Bonjour, l’Histoire nous apprend que dans un autre domaine en politique « qui veut , peut » .. La Mafia que la Démocratie Chrétienne et tous les pouvoirs suivants n’ont jamais réussi à éliminer a quasiment disparue de l’Italie de Mussolini en deux ans car son pouvoir risquait de lui faire de l’ombre … le problème ici comme ailleurs avec la drogue c’est bien qu’une partie non négligeable de ceux ( les plus haut placés) à qui la république ou l’Etat a donné le pouvoir politique de combattre la drogue en sont pour le moins des consommateurs voire des bénéficiaires financiers … C’est d’abord un problème de régime politique structurellement piloté par l’argent qui a généré une société qui lui ressemble… mais ce qui est sûr c’est que la légalisation pour régler le problème n’a aucun sens ) casser le thermomètre pour faire disparaître la fièvre) : peut-on autoriser la traversée d’une agglomération à grande vitesse sous le prétexte que lors autorités ne parviennent pas à faire respecter la limitation à 50hm/h à tous ? … D’ailleurs mon exemple devient obsolète car dans ce domaine pour récupérer de l’argent plus que pour la sécurité des gens on voit que les moyens sont réellement mis en œuvre pour approcher le 100%. En outre cela coïncide avec la volonté de supprimer l’usage de l’automobile au plus grand nombre . Finalement il faut réfléchir à créer une situation qui fasse que celui ou ceux qui décident aient vraiment intérêt à ce que la vente et l’usage de la drogue à cette échelle disparaisse … Qui veut , peut !
Bien cordialement
Si le trafic de cannabis venait à se transformer en commerce , commerce sur lequel l’État prendrait des taxes, se discreditant par la même occasion, dans un tel cas donc, les traficants se rabattraient vers la cocaïne ou autre .

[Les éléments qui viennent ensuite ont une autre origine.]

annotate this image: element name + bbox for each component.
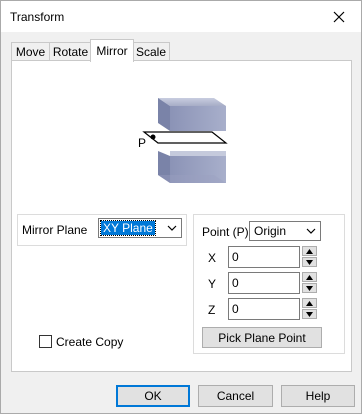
cancel-label: Cancel [216, 389, 255, 403]
y-decrement-button[interactable] [302, 283, 317, 293]
close-button[interactable] [317, 1, 361, 32]
tab-scale[interactable]: Scale [132, 42, 170, 61]
ok-label: OK [144, 389, 162, 403]
transform-dialog: Transform Move Rotate Mirror Scale P Mir… [0, 0, 362, 414]
arrow-down-icon [306, 285, 313, 291]
x-field[interactable]: 0 [228, 246, 300, 268]
arrow-up-icon [306, 248, 313, 254]
pick-plane-point-button[interactable]: Pick Plane Point [202, 327, 322, 348]
chevron-down-icon [167, 225, 177, 231]
title-bar: Transform [1, 1, 361, 32]
mirror-plane-shape [142, 131, 228, 144]
arrow-up-icon [306, 274, 313, 280]
create-copy-checkbox[interactable] [39, 335, 52, 348]
tab-rotate-label: Rotate [52, 45, 89, 59]
close-icon [333, 11, 345, 22]
ok-button[interactable]: OK [116, 385, 190, 407]
y-value: 0 [232, 276, 239, 290]
tab-move[interactable]: Move [11, 42, 50, 61]
arrow-down-icon [306, 311, 313, 317]
point-value: Origin [254, 224, 287, 238]
point-label: Point (P) [202, 225, 249, 239]
tab-scale-label: Scale [135, 45, 167, 59]
z-label: Z [208, 303, 216, 317]
create-copy-label[interactable]: Create Copy [56, 335, 123, 349]
help-label: Help [305, 389, 331, 403]
lower-block-top [170, 151, 226, 156]
mirror-plane-select[interactable]: XY Plane [98, 218, 182, 238]
tab-mirror-label: Mirror [96, 44, 128, 58]
chevron-down-icon [306, 228, 316, 234]
point-p-label: P [138, 136, 147, 150]
tab-move-label: Move [15, 45, 46, 59]
z-decrement-button[interactable] [302, 309, 317, 319]
z-increment-button[interactable] [302, 298, 317, 308]
help-button[interactable]: Help [281, 385, 355, 407]
window-title: Transform [10, 10, 65, 24]
x-label: X [208, 251, 217, 265]
y-increment-button[interactable] [302, 272, 317, 282]
x-value: 0 [232, 250, 239, 264]
tab-mirror[interactable]: Mirror [90, 39, 134, 62]
pick-plane-point-label: Pick Plane Point [218, 330, 306, 345]
mirror-plane-label: Mirror Plane [22, 223, 88, 237]
point-p-marker [150, 134, 156, 140]
point-select[interactable]: Origin [249, 221, 321, 241]
y-label: Y [208, 277, 217, 291]
tab-rotate[interactable]: Rotate [49, 42, 92, 61]
x-decrement-button[interactable] [302, 257, 317, 267]
mirror-plane-value: XY Plane [100, 220, 156, 236]
upper-block-side [170, 106, 226, 131]
y-field[interactable]: 0 [228, 272, 300, 294]
arrow-up-icon [306, 300, 313, 306]
z-field[interactable]: 0 [228, 298, 300, 320]
z-value: 0 [232, 302, 239, 316]
arrow-down-icon [306, 259, 313, 265]
cancel-button[interactable]: Cancel [198, 385, 273, 407]
mirror-tab-panel: P Mirror Plane XY Plane Point (P) Origin… [11, 60, 352, 372]
point-group: Point (P) Origin X 0 Y 0 Z 0 Pick Plane … [193, 214, 345, 354]
x-increment-button[interactable] [302, 246, 317, 256]
mirror-plane-group: Mirror Plane XY Plane [17, 214, 187, 246]
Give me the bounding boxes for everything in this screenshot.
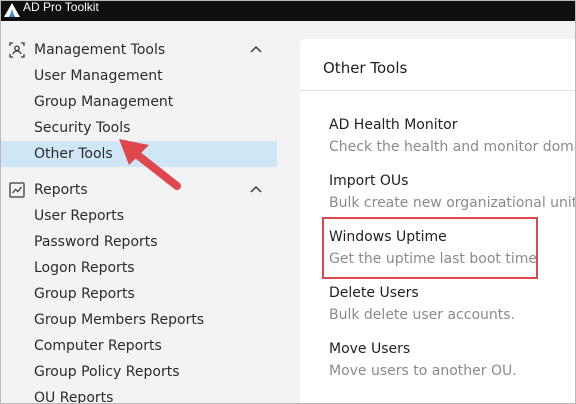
tool-description: Check the health and monitor domain — [329, 139, 576, 155]
sidebar-item-label: Computer Reports — [34, 338, 162, 354]
sidebar-item-label: Group Reports — [34, 286, 135, 302]
sidebar-item-group-policy-reports[interactable]: Group Policy Reports — [1, 359, 277, 385]
sidebar-item-label: Group Management — [34, 94, 174, 110]
sidebar-item-label: OU Reports — [34, 390, 114, 404]
tool-delete-users[interactable]: Delete Users Bulk delete user accounts. — [329, 283, 575, 329]
tool-title: AD Health Monitor — [329, 117, 458, 133]
app-title: AD Pro Toolkit — [23, 0, 99, 14]
sidebar-item-group-reports[interactable]: Group Reports — [1, 281, 277, 307]
sidebar-item-label: Password Reports — [34, 234, 158, 250]
sidebar-item-label: User Management — [34, 68, 163, 84]
app-window: AD Pro Toolkit Management Tools User Man… — [0, 0, 576, 404]
tool-title: Import OUs — [329, 173, 409, 189]
sidebar-item-user-reports[interactable]: User Reports — [1, 203, 277, 229]
divider — [300, 90, 575, 91]
tool-import-ous[interactable]: Import OUs Bulk create new organizationa… — [329, 171, 576, 217]
sidebar-item-label: Group Policy Reports — [34, 364, 180, 380]
user-scan-icon — [9, 42, 25, 58]
tool-description: Move users to another OU. — [329, 363, 517, 379]
tool-ad-health-monitor[interactable]: AD Health Monitor Check the health and m… — [329, 115, 576, 161]
sidebar-item-group-management[interactable]: Group Management — [1, 89, 277, 115]
page-title: Other Tools — [323, 59, 408, 77]
section-management-tools[interactable]: Management Tools — [1, 37, 291, 63]
chevron-up-icon[interactable] — [250, 45, 262, 53]
app-logo-icon — [4, 3, 20, 17]
sidebar-item-label: Group Members Reports — [34, 312, 205, 328]
title-bar: AD Pro Toolkit — [1, 0, 575, 21]
chevron-up-icon[interactable] — [250, 185, 262, 193]
section-label: Management Tools — [34, 42, 166, 58]
sidebar-item-label: Logon Reports — [34, 260, 135, 276]
tool-title: Delete Users — [329, 285, 419, 301]
sidebar-item-user-management[interactable]: User Management — [1, 63, 277, 89]
red-arrow-annotation — [119, 139, 181, 190]
section-label: Reports — [34, 182, 88, 198]
sidebar-item-password-reports[interactable]: Password Reports — [1, 229, 277, 255]
tool-description: Bulk create new organizational units. — [329, 195, 576, 211]
chart-icon — [9, 182, 25, 198]
highlight-box-annotation — [322, 217, 538, 279]
sidebar-item-ou-reports[interactable]: OU Reports — [1, 385, 277, 404]
sidebar-item-label: Other Tools — [34, 146, 113, 162]
sidebar-item-label: User Reports — [34, 208, 125, 224]
tool-title: Move Users — [329, 341, 411, 357]
sidebar: Management Tools User Management Group M… — [1, 21, 291, 404]
tool-move-users[interactable]: Move Users Move users to another OU. — [329, 339, 575, 385]
sidebar-item-logon-reports[interactable]: Logon Reports — [1, 255, 277, 281]
sidebar-item-computer-reports[interactable]: Computer Reports — [1, 333, 277, 359]
sidebar-item-group-members-reports[interactable]: Group Members Reports — [1, 307, 277, 333]
tool-description: Bulk delete user accounts. — [329, 307, 515, 323]
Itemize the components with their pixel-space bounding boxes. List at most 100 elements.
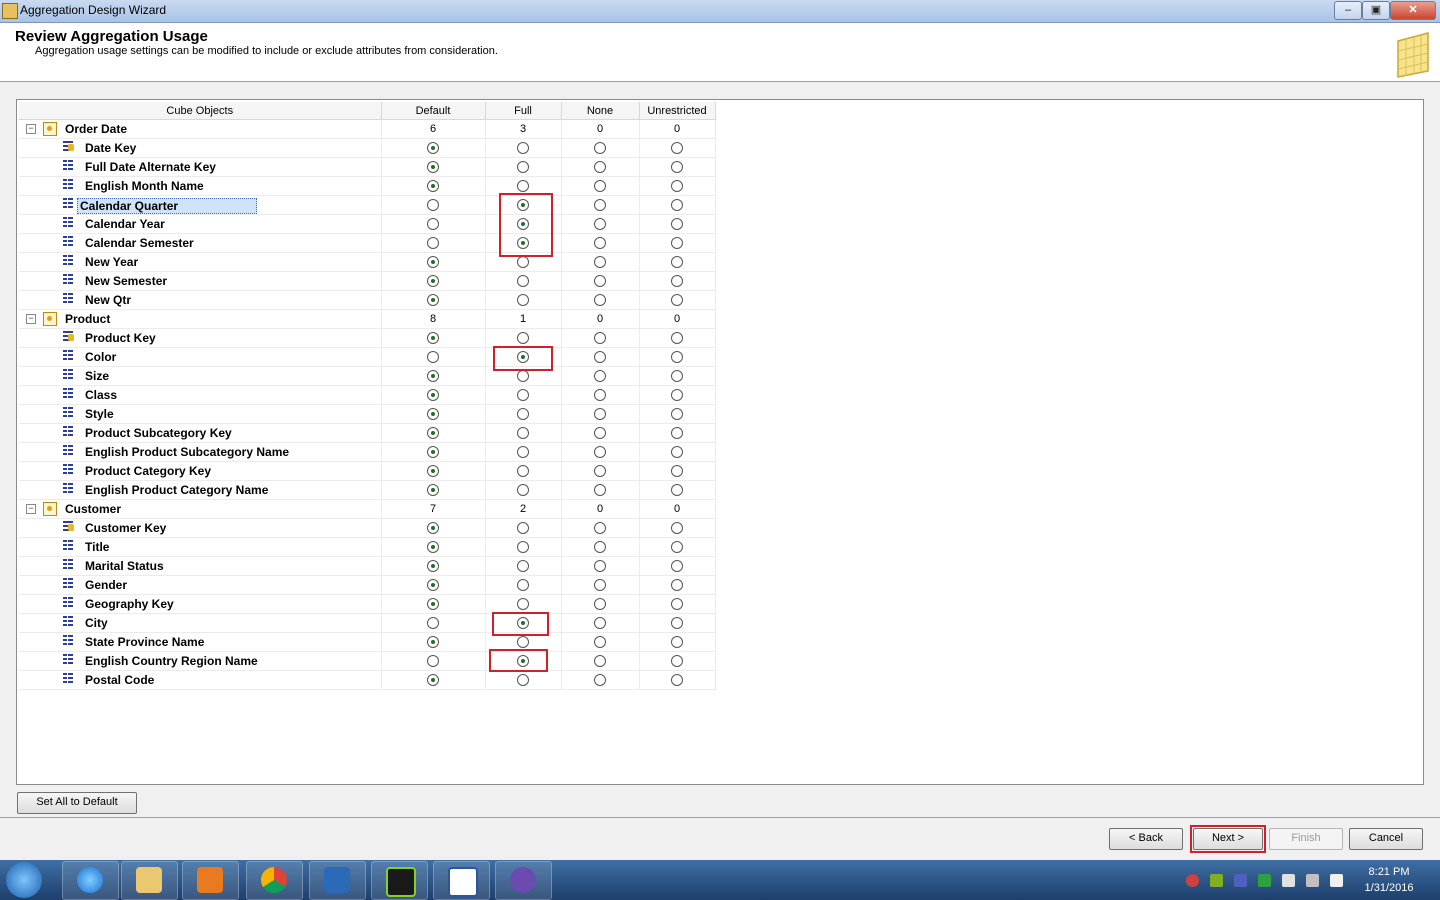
radio-none[interactable] [594,218,606,231]
radio-unrestricted[interactable] [671,446,683,459]
attribute-row-english-country-region-name[interactable]: English Country Region Name [19,651,716,671]
radio-full[interactable] [517,674,529,687]
attribute-row-calendar-quarter[interactable]: Calendar Quarter [19,195,716,215]
radio-none[interactable] [594,332,606,345]
radio-unrestricted[interactable] [671,332,683,345]
radio-unrestricted[interactable] [671,161,683,174]
set-all-default-button[interactable]: Set All to Default [17,792,137,814]
close-button[interactable]: ✕ [1390,1,1436,20]
radio-default[interactable] [427,465,439,478]
radio-default[interactable] [427,636,439,649]
radio-none[interactable] [594,237,606,250]
radio-unrestricted[interactable] [671,674,683,687]
attribute-row-calendar-year[interactable]: Calendar Year [19,214,716,234]
media-player-icon[interactable] [182,861,239,900]
radio-full[interactable] [517,522,529,535]
attribute-row-geography-key[interactable]: Geography Key [19,594,716,614]
file-explorer-icon[interactable] [121,861,178,900]
radio-unrestricted[interactable] [671,636,683,649]
radio-full[interactable] [517,484,529,497]
visual-studio-icon[interactable] [495,861,552,900]
radio-default[interactable] [427,351,439,364]
radio-default[interactable] [427,199,439,212]
column-header-full[interactable]: Full [485,102,562,120]
start-orb[interactable] [6,862,42,898]
radio-unrestricted[interactable] [671,199,683,212]
radio-none[interactable] [594,674,606,687]
attribute-row-marital-status[interactable]: Marital Status [19,556,716,576]
dimension-row-customer[interactable]: − Customer 7 2 0 0 [19,499,716,519]
radio-unrestricted[interactable] [671,484,683,497]
radio-default[interactable] [427,256,439,269]
column-header-unrestricted[interactable]: Unrestricted [639,102,716,120]
radio-none[interactable] [594,579,606,592]
column-header-default[interactable]: Default [381,102,486,120]
radio-unrestricted[interactable] [671,598,683,611]
radio-default[interactable] [427,617,439,630]
radio-unrestricted[interactable] [671,408,683,421]
radio-none[interactable] [594,522,606,535]
aggregation-usage-grid[interactable]: Cube Objects Default Full None Unrestric… [16,99,1424,785]
radio-none[interactable] [594,389,606,402]
finish-button[interactable]: Finish [1269,828,1343,850]
attribute-row-new-semester[interactable]: New Semester [19,271,716,291]
radio-full[interactable] [517,465,529,478]
radio-none[interactable] [594,617,606,630]
radio-default[interactable] [427,408,439,421]
chrome-icon[interactable] [246,861,303,900]
attribute-row-title[interactable]: Title [19,537,716,557]
dimension-row-product[interactable]: − Product 8 1 0 0 [19,309,716,329]
radio-unrestricted[interactable] [671,180,683,193]
attribute-row-english-product-category-name[interactable]: English Product Category Name [19,480,716,500]
radio-default[interactable] [427,294,439,307]
radio-full[interactable] [517,161,529,174]
cancel-button[interactable]: Cancel [1349,828,1423,850]
attribute-row-color[interactable]: Color [19,347,716,367]
radio-none[interactable] [594,446,606,459]
radio-full[interactable] [517,142,529,155]
radio-default[interactable] [427,674,439,687]
attribute-row-new-year[interactable]: New Year [19,252,716,272]
radio-unrestricted[interactable] [671,579,683,592]
radio-full[interactable] [517,180,529,193]
radio-none[interactable] [594,180,606,193]
sync-tray-icon[interactable] [1234,874,1247,887]
radio-full[interactable] [517,370,529,383]
radio-default[interactable] [427,541,439,554]
attribute-row-style[interactable]: Style [19,404,716,424]
radio-none[interactable] [594,484,606,497]
attribute-row-product-subcategory-key[interactable]: Product Subcategory Key [19,423,716,443]
attribute-row-gender[interactable]: Gender [19,575,716,595]
radio-none[interactable] [594,351,606,364]
battery-icon[interactable] [1282,874,1295,887]
attribute-row-class[interactable]: Class [19,385,716,405]
attribute-row-new-qtr[interactable]: New Qtr [19,290,716,310]
attribute-row-city[interactable]: City [19,613,716,633]
radio-default[interactable] [427,332,439,345]
collapse-icon[interactable]: − [26,124,36,134]
radio-unrestricted[interactable] [671,427,683,440]
column-header-cube-objects[interactable]: Cube Objects [19,102,382,120]
radio-none[interactable] [594,294,606,307]
attribute-row-calendar-semester[interactable]: Calendar Semester [19,233,716,253]
radio-full[interactable] [517,294,529,307]
radio-none[interactable] [594,560,606,573]
radio-default[interactable] [427,655,439,668]
radio-default[interactable] [427,218,439,231]
attribute-row-date-key[interactable]: Date Key [19,138,716,158]
sql-dev-icon[interactable] [371,861,428,900]
radio-unrestricted[interactable] [671,256,683,269]
radio-default[interactable] [427,161,439,174]
attribute-row-size[interactable]: Size [19,366,716,386]
radio-default[interactable] [427,275,439,288]
radio-none[interactable] [594,142,606,155]
network-alert-icon[interactable] [1186,874,1199,887]
attribute-row-customer-key[interactable]: Customer Key [19,518,716,538]
clock[interactable]: 8:21 PM 1/31/2016 [1355,864,1423,896]
radio-unrestricted[interactable] [671,275,683,288]
radio-none[interactable] [594,636,606,649]
radio-full[interactable] [517,560,529,573]
radio-none[interactable] [594,465,606,478]
radio-none[interactable] [594,408,606,421]
internet-explorer-icon[interactable] [62,861,119,900]
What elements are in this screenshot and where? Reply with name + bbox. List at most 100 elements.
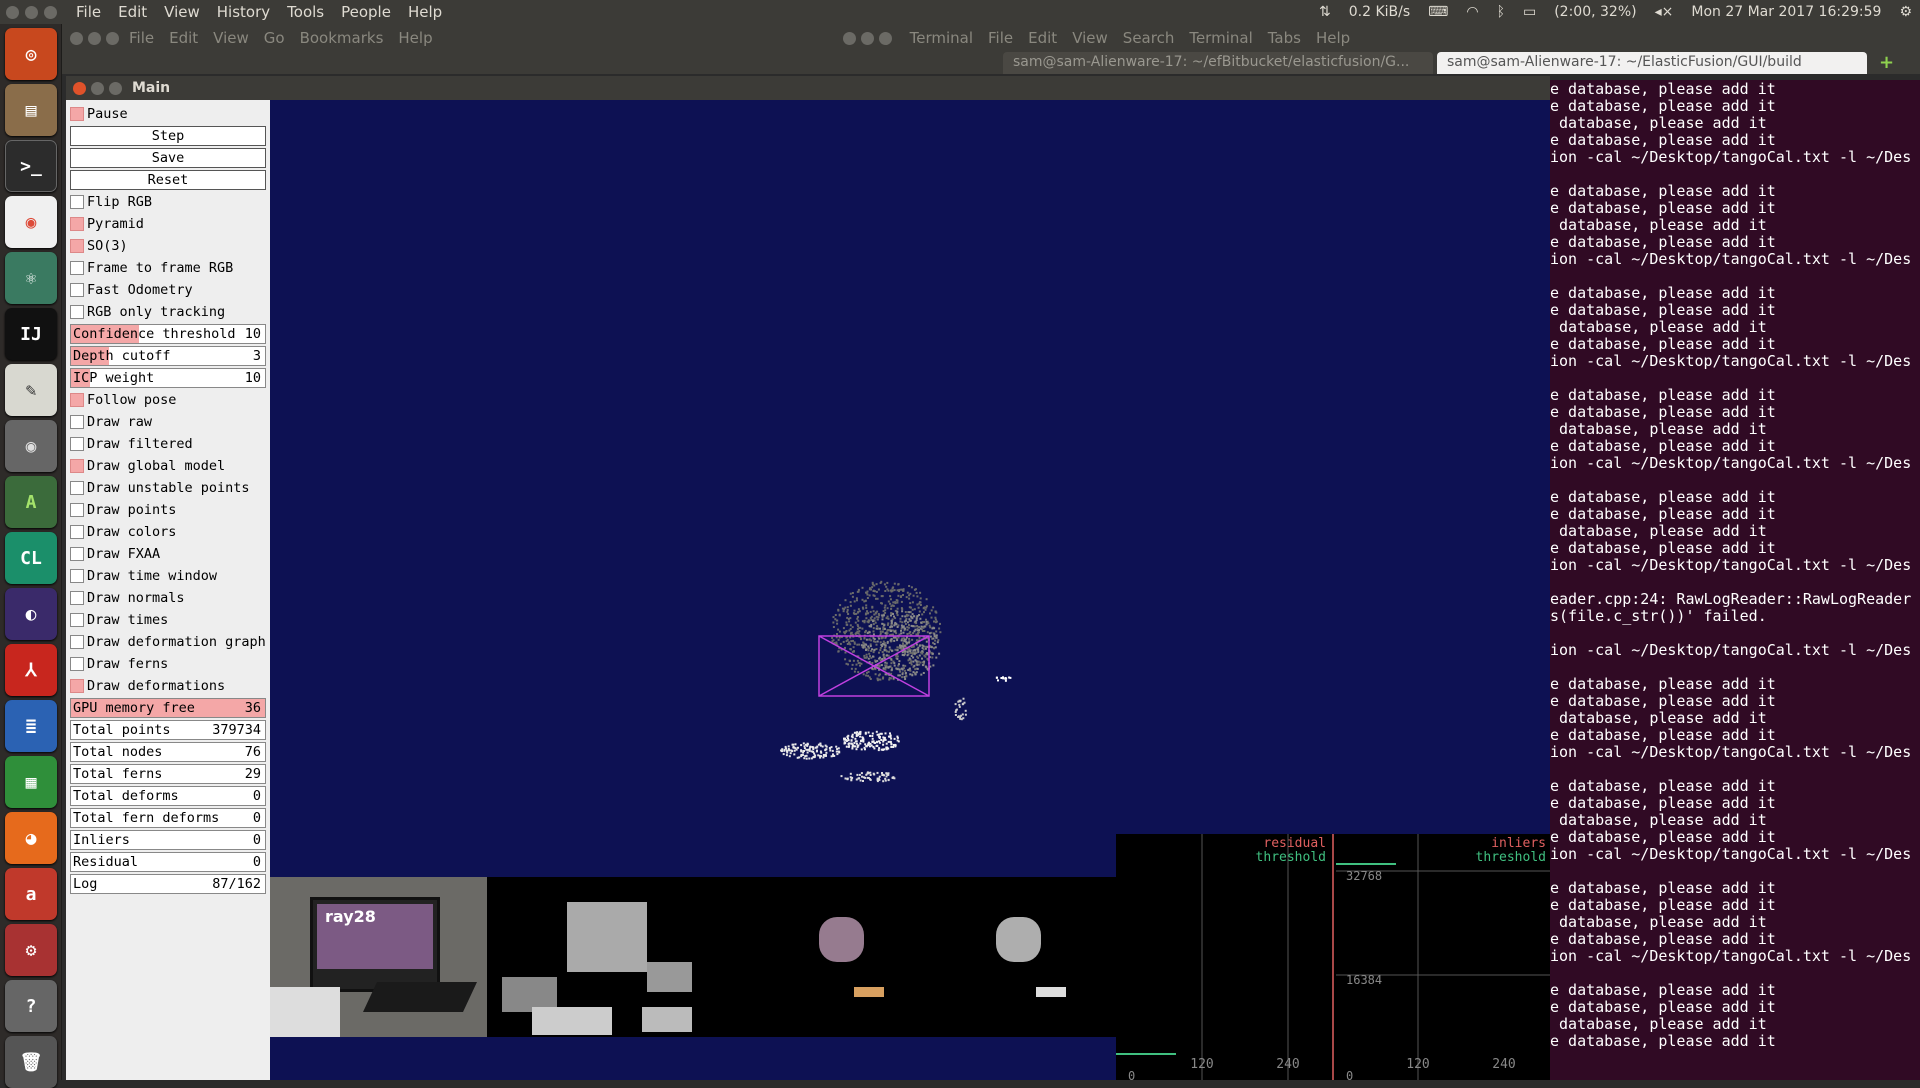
speaker-icon[interactable]: ◂×: [1655, 4, 1674, 20]
draw-deformations-checkbox[interactable]: Draw deformations: [70, 676, 266, 696]
bg-min-icon[interactable]: [88, 31, 101, 45]
check-icon[interactable]: [70, 305, 84, 319]
check-icon[interactable]: [70, 613, 84, 627]
clion-icon[interactable]: CL: [5, 532, 57, 584]
draw-filtered-checkbox[interactable]: Draw filtered: [70, 434, 266, 454]
reset-button[interactable]: Reset: [70, 170, 266, 190]
draw-unstable-checkbox[interactable]: Draw unstable points: [70, 478, 266, 498]
bg-menu-view[interactable]: View: [213, 29, 249, 47]
term-menu-terminal[interactable]: Terminal: [910, 29, 973, 47]
ubuntu-icon[interactable]: ◎: [5, 28, 57, 80]
check-icon[interactable]: [70, 481, 84, 495]
pause-checkbox[interactable]: Pause: [70, 104, 266, 124]
step-button[interactable]: Step: [70, 126, 266, 146]
check-icon[interactable]: [70, 525, 84, 539]
text-editor-icon[interactable]: ✎: [5, 364, 57, 416]
eye-icon[interactable]: ◉: [5, 420, 57, 472]
check-icon[interactable]: [70, 591, 84, 605]
check-icon[interactable]: [70, 239, 84, 253]
term-menu-edit[interactable]: Edit: [1028, 29, 1057, 47]
fast-odometry-checkbox[interactable]: Fast Odometry: [70, 280, 266, 300]
check-icon[interactable]: [70, 635, 84, 649]
log-field[interactable]: Log 87/162: [70, 874, 266, 894]
chrome-icon[interactable]: ◉: [5, 196, 57, 248]
intellij-icon[interactable]: IJ: [5, 308, 57, 360]
check-icon[interactable]: [70, 547, 84, 561]
menu-edit[interactable]: Edit: [118, 3, 147, 21]
main-close-icon[interactable]: [73, 81, 86, 95]
menu-history[interactable]: History: [217, 3, 270, 21]
frame-to-frame-checkbox[interactable]: Frame to frame RGB: [70, 258, 266, 278]
depth-cutoff-slider[interactable]: Depth cutoff 3: [70, 346, 266, 366]
terminal-icon[interactable]: >_: [5, 140, 57, 192]
network-arrows-icon[interactable]: ⇅: [1319, 4, 1331, 20]
check-icon[interactable]: [70, 283, 84, 297]
writer-icon[interactable]: ≣: [5, 700, 57, 752]
amazon-icon[interactable]: a: [5, 868, 57, 920]
menu-file[interactable]: File: [76, 3, 101, 21]
confidence-threshold-slider[interactable]: Confidence threshold 10: [70, 324, 266, 344]
battery-icon[interactable]: ▭: [1523, 4, 1536, 20]
android-studio-icon[interactable]: A: [5, 476, 57, 528]
draw-global-model-checkbox[interactable]: Draw global model: [70, 456, 266, 476]
close-icon[interactable]: [6, 5, 19, 19]
menu-help[interactable]: Help: [408, 3, 442, 21]
term-close-icon[interactable]: [842, 31, 856, 45]
draw-points-checkbox[interactable]: Draw points: [70, 500, 266, 520]
draw-raw-checkbox[interactable]: Draw raw: [70, 412, 266, 432]
check-icon[interactable]: [70, 217, 84, 231]
rgb-only-checkbox[interactable]: RGB only tracking: [70, 302, 266, 322]
draw-deformation-graph-checkbox[interactable]: Draw deformation graph: [70, 632, 270, 652]
acrobat-icon[interactable]: ⅄: [5, 644, 57, 696]
draw-times-checkbox[interactable]: Draw times: [70, 610, 266, 630]
wifi-icon[interactable]: ◠: [1466, 4, 1478, 20]
eclipse-icon[interactable]: ◐: [5, 588, 57, 640]
check-icon[interactable]: [70, 657, 84, 671]
pause-check-icon[interactable]: [70, 107, 84, 121]
term-menu-file[interactable]: File: [988, 29, 1013, 47]
bg-menu-file[interactable]: File: [129, 29, 154, 47]
check-icon[interactable]: [70, 393, 84, 407]
main-minimize-icon[interactable]: [91, 81, 104, 95]
term-menu-terminal2[interactable]: Terminal: [1189, 29, 1252, 47]
menu-people[interactable]: People: [341, 3, 391, 21]
minimize-icon[interactable]: [25, 5, 38, 19]
check-icon[interactable]: [70, 437, 84, 451]
main-maximize-icon[interactable]: [109, 81, 122, 95]
gear-icon[interactable]: ⚙: [1899, 4, 1912, 20]
term-menu-tabs[interactable]: Tabs: [1268, 29, 1301, 47]
term-menu-search[interactable]: Search: [1123, 29, 1175, 47]
flip-rgb-checkbox[interactable]: Flip RGB: [70, 192, 266, 212]
maximize-icon[interactable]: [44, 5, 57, 19]
bg-menu-go[interactable]: Go: [264, 29, 285, 47]
draw-time-window-checkbox[interactable]: Draw time window: [70, 566, 266, 586]
menu-view[interactable]: View: [164, 3, 200, 21]
pyramid-checkbox[interactable]: Pyramid: [70, 214, 266, 234]
bg-menu-bookmarks[interactable]: Bookmarks: [300, 29, 384, 47]
new-tab-icon[interactable]: +: [1879, 52, 1894, 74]
settings-icon[interactable]: ⚙: [5, 924, 57, 976]
calc-icon[interactable]: ▦: [5, 756, 57, 808]
terminal-tab-1[interactable]: sam@sam-Alienware-17: ~/efBitbucket/elas…: [1003, 52, 1433, 74]
icp-weight-slider[interactable]: ICP weight 10: [70, 368, 266, 388]
term-menu-view[interactable]: View: [1072, 29, 1108, 47]
term-min-icon[interactable]: [860, 31, 874, 45]
save-button[interactable]: Save: [70, 148, 266, 168]
files-icon[interactable]: ▤: [5, 84, 57, 136]
help-icon[interactable]: ?: [5, 980, 57, 1032]
check-icon[interactable]: [70, 415, 84, 429]
bluetooth-icon[interactable]: ᛒ: [1497, 4, 1505, 20]
term-menu-help[interactable]: Help: [1316, 29, 1350, 47]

Reste la » sélection naturelle » : il y aura ceux qui ne se laisseront tenter par cette consommation, ceux qui ensortiront les « accros » qui n’auront pas longue vie . Comme les siphilitiques de jadis .
@Richard : pourquoi limiter la légalisation au cannabis ? Héroïne, cocaïne, crack et tuttis quanti… Je ne vois aucune différence…. En matière d’alcool, on peu acheter de la bière et du 90°… Tout est affaire de quantité.
Ce regard vertueux sur les pulsions des hommes me gêne. Laissons les gens s’abîmer et faisons en sorte d’en protéger nos enfants.
@ Rémy : Que souhaitez-vous ? Qu’on se débarrasse « manu militari » des trafiquants ? Je ‘ai rien contre. Imaginez-vous François Bayrou, ou Bruno Retailleau, ou Marine Le Pen donnâtes l’ordre de tirer ? La politique, c’est le regard sur la réalité des choses, le « Ici et maintenant » ; non pas sur la société que nous aimerions…
P. Builly me semble le plus réaliste. Déjà reconnaissons que les drogues sont, en fait, implicitement légalisée. Le hashish est déjà reconnu comme un péché véniel d’adolescents dont la très grande majorité se lassent très vite. Le parallèle avec l’alcool me semble justifié. Considérons, plus sérieusement, le culte complaisant voué aux chanteurs de rock et à certains écrivains et artistes allumés aux drogues dures. Il y a aussi la cocaïne (et autres drogues mondaines) : son usage est largement et ouvertement admis au sommet de la société, notamment parmi ceux qui, en pure théorie, devraient la combattre , auraient les moyens de le faire mais, évidemment ne le feront pas. Certain proposent des contrôles anti-dopage parmi eux, comme pour les vedettes du sport. C’est d’une grande naïveté. En extrême-orient, m’a-t-on rapporté, l’opium est admis pour les vieux, déchargés qu’ils sont des responsabilités, de la procréation et de l’éducation mais socialement et légalement réprouvé pour les autres. Un exemple de sagesse.
Pourquoi (en allant vite) ne pas concentrer la réflexion sur :
1) les déchéances individuelles et les comportement suicidaires. Soigner ou pas ? Il me semble – très cyniquement – que les textes en discussion sur « le droit à mourir » sont susceptibles de renouveler les points de vue à leurs propos.
2) sur les vrais pourrisseurs de la jeunesse, les diables tentateurs qui s’attaquent aux plus vulnérables et les réduisent en esclavage. Pas de pitié pour ceux-la. Comme pour les terroristes. Légitime défense renforcée du haut en bas de la société, encouragée et étendue, par exemple aux parents, dans la protection de leurs enfants.